By Jeff Bodenstab3 Nov 2015

I learned about “lean manufacturing” (or simply “lean”) back in the 1990s when I met James Womack and read his book “The Machine that Changed the World”. Based on MIT’s five-year, fourteen-country study – one of the largest and most thorough ever undertaken — the book describes the entire managerial system of lean production. It described not only a fundamentally different system of business, but a very different way of thinking about how humans work together to create value.

Since then, lean practitioners have gone on to make great strides and contributions, not only in the automotive industry but in many other types of businesses and organizations. In the last twenty plus years “lean thinking” has fundamentally changed the way many companies, and sometimes whole industries, operate.

But we have also seen companies misinterpret the lean message when it comes to inventory. It’s good to trim bloated inventory and free up working capital. But with today’s volatile demand (especially in omni-channel environments), a delivery model that doesn’t have an inventory buffer can turn out to be “just not in time.”

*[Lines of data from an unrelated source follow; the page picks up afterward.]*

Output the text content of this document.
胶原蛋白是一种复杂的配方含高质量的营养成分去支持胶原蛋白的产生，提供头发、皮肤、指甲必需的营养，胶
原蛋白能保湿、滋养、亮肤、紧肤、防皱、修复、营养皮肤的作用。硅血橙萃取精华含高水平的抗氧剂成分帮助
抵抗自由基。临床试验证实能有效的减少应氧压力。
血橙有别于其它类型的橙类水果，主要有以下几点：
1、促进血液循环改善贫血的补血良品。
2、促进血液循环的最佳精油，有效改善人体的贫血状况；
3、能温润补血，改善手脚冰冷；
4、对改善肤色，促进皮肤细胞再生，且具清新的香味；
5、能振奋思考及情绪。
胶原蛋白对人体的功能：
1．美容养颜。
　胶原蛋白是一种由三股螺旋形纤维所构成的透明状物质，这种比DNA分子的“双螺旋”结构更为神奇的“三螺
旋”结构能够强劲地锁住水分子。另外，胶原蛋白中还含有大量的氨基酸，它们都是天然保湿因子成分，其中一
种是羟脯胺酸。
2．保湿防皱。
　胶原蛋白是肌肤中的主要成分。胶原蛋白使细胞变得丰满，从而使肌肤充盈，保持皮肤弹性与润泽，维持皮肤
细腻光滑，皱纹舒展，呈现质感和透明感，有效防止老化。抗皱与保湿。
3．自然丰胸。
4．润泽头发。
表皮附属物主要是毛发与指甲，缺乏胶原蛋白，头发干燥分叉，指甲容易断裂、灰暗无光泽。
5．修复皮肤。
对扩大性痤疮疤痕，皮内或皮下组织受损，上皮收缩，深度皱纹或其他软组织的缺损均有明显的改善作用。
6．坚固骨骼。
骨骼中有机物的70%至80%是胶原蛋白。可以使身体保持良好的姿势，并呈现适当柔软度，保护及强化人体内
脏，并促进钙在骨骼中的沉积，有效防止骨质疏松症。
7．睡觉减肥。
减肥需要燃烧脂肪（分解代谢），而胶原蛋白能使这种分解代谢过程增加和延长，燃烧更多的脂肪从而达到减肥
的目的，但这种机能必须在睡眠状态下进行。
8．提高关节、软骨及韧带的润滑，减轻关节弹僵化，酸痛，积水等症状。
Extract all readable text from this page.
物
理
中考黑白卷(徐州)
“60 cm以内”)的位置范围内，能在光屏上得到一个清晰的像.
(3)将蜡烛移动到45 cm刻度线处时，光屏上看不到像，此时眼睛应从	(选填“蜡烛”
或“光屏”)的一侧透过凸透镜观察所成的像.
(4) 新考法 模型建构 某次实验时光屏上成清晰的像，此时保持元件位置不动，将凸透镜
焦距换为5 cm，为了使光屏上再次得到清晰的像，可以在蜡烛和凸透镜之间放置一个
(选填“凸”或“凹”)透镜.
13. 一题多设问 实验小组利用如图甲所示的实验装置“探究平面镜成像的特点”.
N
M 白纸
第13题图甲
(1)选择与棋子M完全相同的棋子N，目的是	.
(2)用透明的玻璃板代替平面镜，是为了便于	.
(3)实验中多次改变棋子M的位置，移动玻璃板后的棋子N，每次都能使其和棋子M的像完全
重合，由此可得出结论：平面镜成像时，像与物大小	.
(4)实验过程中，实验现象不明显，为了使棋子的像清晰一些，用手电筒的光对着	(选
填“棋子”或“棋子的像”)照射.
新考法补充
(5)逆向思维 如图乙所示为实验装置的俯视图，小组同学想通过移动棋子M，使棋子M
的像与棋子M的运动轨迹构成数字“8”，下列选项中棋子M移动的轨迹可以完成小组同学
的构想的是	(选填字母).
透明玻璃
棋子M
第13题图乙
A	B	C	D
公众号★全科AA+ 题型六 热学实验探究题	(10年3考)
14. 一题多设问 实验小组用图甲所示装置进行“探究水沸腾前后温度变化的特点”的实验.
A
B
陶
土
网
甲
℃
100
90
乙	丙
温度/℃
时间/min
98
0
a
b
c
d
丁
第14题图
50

It’s pretty clear what we don’t want: bulging warehouses that obscure true demand and inhibit the ability to match production and fulfillment. And we especially don’t want an environment where a shift in demand or a contraction in the business cycle leads to eating huge inventory losses.

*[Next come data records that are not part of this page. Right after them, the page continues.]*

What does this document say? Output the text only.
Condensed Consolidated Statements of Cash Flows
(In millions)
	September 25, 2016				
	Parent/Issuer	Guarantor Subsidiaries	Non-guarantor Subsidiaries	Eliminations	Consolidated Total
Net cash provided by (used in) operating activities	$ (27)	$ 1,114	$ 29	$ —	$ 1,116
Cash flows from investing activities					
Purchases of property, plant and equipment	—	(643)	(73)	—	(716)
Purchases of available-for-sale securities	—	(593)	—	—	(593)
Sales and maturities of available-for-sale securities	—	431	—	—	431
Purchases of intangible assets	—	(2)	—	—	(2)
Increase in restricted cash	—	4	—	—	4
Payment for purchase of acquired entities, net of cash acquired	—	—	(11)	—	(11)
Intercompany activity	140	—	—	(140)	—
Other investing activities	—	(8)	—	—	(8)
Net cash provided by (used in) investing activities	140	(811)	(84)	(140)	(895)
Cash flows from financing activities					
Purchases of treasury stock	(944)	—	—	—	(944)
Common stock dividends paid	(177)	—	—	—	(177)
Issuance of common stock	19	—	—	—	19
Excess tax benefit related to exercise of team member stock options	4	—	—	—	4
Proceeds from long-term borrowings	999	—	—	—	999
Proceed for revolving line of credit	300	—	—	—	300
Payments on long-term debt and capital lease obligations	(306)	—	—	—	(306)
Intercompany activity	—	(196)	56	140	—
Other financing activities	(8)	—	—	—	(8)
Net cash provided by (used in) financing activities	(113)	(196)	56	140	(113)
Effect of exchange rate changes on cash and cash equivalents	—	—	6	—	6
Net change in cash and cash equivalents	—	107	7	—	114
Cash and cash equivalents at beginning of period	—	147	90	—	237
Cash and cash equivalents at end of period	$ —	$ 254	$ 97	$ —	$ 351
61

But inventory optimization can actually contribute to a lean environment. That’s because lean operations often work best in a relatively stable environment with less demand fluctuation. So well-placed downstream inventory buffers, located between end-customer demand and production, can help create a better environment for lean operations.

The key is to identify buffer stocks that prevent lost sales, customer dissatisfaction and foregone revenue. That is to right-size your inventory—eliminate the least effective stock, but ensure profit-generating and strategic products are properly served. Capital is thus reallocated to the most financially productive areas. Inventories that are not aligned with profits and customer service are drawn down.

A.T. Kearney tackles the subject in a recent paper, Making Sure Lean Stocks Are Properly Nourished. “Accepting the idea of right-sized inventory rather than zero inventory changes the whole perspective: it is just as bad to be under-stocked as over-stocked,” the report says. “The one sure thing about sales forecasts is that they will be wrong, so unless your customers are willing to wait longer than your total supply lead time, you will need to buffer stock somewhere.”

To be sure, inventory has costs—working capital, stock management, space, insurance, shrinkage, expiration, obsolescence, damage and markdowns. But inventory availability also drives sales and reputation. Stock on-hand is crucial to achieving high service levels and managing unforeseen events.

Upstream inventory (located between production and suppliers) is also important to supply resilience. The A.T. Kearney report points out that, “Today’s long, complex supply chains are more vulnerable to disruption than in the past. The ability to withstand not just day-to-day fluctuations but even a prolonged breakdown is essential to business continuity.”

Predicting demand more effectively reduces inventory requirements and inventory challenges. A better grasp of demand characteristics generates more reliable sales forecasts and more predictable supply chain requirements. So a right-sized inventory strategy couples enhanced demand planning and demand sensing with awareness of production, storage, transport, lead time and working capital constraints.

A.T. Kearney calls for “a new view on lean inventory, one that is sustainable and healthy. Not size zero, but rather size right.” Drawing an analogy from skinny fashion models who sacrifice muscle in the pursuit of a clothes-hanger physique, they liken good inventory to muscle — muscle that allows businesses to execute.